Amigos e vizinhos confortaram parentes e familiares. Em 2011, Matusalém da Silva Martins, 46 anos, um dos cinco filhos de Nair, foi vítima de uma colisão entre um carro e uma caminhonete na mesma rodovia em que tombou o coletivo.

Ainda em Santo Antônio da Patrulha, só que na igreja matriz, a comunidade se despediu de Irma Maria Christ, 81 anos, a irmã Cláudia. De seus quase 60 anos de vida religiosa, mais de 30 foram dedicados ao município, onde fundou a Pastoral da Criança, a primeira da região. O hábito de percorrer o Litoral em um Fusca para visitar famílias pobres lhe rendeu o apelido de “Irmã do Fuca”. Uma missa foi celebrada pelo bispo de Osório antes do enterro, no cemitério do município.
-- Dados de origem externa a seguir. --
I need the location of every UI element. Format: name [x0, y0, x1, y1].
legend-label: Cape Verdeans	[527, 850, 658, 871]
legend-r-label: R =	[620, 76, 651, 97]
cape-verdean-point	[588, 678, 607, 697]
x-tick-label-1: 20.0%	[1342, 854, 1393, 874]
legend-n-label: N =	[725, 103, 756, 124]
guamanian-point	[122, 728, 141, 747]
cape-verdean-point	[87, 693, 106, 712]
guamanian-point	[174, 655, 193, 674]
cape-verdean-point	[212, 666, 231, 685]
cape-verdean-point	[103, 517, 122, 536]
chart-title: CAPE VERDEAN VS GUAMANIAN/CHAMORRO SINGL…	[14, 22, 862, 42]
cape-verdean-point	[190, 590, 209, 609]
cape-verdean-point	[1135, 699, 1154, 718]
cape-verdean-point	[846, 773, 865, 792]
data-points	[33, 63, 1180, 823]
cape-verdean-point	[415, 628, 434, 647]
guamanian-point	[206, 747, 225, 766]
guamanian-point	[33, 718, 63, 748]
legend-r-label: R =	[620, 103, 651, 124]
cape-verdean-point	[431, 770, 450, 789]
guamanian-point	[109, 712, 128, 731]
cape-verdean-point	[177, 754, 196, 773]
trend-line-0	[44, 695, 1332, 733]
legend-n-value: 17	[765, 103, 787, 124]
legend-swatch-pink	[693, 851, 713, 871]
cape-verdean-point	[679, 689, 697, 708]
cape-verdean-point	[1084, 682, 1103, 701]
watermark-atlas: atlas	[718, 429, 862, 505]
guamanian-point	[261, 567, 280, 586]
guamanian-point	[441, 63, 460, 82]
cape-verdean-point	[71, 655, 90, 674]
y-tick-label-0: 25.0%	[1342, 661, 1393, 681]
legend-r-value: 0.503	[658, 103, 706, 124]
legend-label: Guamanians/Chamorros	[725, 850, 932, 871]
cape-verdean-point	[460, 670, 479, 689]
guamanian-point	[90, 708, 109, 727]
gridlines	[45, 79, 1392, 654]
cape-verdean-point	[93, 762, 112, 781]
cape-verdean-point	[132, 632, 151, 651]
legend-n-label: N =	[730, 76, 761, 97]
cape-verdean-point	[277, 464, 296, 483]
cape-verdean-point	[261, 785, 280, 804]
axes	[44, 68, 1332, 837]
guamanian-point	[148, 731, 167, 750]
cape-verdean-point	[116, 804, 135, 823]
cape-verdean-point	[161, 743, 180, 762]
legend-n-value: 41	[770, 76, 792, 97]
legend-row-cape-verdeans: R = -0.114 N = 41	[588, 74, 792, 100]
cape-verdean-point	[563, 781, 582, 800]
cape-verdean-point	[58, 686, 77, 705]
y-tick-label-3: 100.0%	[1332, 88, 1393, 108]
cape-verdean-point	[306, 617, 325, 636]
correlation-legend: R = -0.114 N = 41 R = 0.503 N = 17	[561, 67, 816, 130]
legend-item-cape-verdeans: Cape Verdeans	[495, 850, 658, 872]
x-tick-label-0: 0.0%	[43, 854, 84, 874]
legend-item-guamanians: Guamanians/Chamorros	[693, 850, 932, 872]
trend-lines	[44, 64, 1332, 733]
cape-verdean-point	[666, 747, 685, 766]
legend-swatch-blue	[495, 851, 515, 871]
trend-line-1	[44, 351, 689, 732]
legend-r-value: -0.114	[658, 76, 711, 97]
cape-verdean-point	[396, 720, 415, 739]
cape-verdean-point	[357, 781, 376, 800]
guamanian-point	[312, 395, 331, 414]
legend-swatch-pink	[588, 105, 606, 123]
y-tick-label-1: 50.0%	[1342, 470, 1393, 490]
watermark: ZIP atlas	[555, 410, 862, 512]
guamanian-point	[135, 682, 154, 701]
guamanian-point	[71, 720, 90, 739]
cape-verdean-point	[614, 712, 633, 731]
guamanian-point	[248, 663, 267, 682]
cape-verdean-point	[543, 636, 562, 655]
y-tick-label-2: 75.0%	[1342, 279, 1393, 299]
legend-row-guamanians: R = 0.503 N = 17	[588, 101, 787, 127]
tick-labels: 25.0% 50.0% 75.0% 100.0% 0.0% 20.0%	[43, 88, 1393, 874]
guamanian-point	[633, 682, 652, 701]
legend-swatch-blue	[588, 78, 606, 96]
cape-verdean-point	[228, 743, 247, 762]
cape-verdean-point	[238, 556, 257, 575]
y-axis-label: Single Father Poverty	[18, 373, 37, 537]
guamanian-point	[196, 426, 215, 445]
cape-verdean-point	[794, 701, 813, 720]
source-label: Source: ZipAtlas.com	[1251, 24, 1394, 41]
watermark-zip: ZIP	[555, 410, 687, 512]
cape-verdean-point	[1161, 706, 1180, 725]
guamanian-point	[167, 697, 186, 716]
No dia do acidente, irmã Cláudia tinha ido a Porto Alegre para um exame de rotina – um câncer havia sido dignosticado anos atrás. Ao chegar no hospital, porém, descobriu que o procedimento não tinha sido autorizado. Retornou antes do previsto no pinga-pinga que costumava evitar, acompanhada de irmã Blandina. Uma das únicas passageiras do ônibus que usava o cinto de segurança, Blandina teve apenas ferimentos leves.




OUTROS MORTOS NO ACIDENTE
JOÃO BATISTA SANTOS DE ALMEIDA, 52 ANOS
Era passageiro assíduo das linhas de ônibus que ligam sua cidade, Gravataí, ao Litoral. Dono de uma oficina de conserto de máquina de costura e fogão a gás, circulava na região prestando atendimento em domicílio. Viúvo, casou-se novamente havia cerca de oito anos. Não tinha filhos.
CARMEM MARIA GERALDA DOS SANTOS, 57 ANOS
Enfermeira aposentada, será lembrada por sua família pela dedicação com todos que a cercavam. Natural de Santo Antônio da Patrulha, dedicou sua carreira a pacientes dos hospitais da região. Retornava de Porto Alegre, onde tinha uma consulta médica. Ela deixa uma filha, enteados, quatro netos e um bisneto.
TERESINHA ANTONIA AUGUSTIN, 52 ANOS
A funcionária de uma empresa de embalagens em Glorinha voltava de uma consulta médica em Gravataí. Conforme a Rádio Gaúcha, Teresinha estava ao telefone com o irmão no momento em que o ônibus tombou. Ao saber do acidente, ele foi até o local, onde recebeu mais tarde a informação de que a irmã estava entre as vítimas. Teresinha deixa marido e três filhas.


O QUE DIZ A LEGISLAÇÃO
Duas resoluções tratam do uso do cinto em ônibus intermunicipais
-A resolução nº 14, de 1998, do Conselho Nacional de Trânsito (Contran), diz que o uso do cinto não é obrigatório no caso dos ônibus nos quais é permitido transportar passageiros em pé.
-A resolução nº 5.755, de 2014, do Conselho de Tráfego do Daer, regulamenta o transporte de pessoas em pé nos ônibus da modalidade “comum” (pinga-pinga), limitando o número de passageiros e a extensão que eles pode percorrer sem sentar (até 75 km).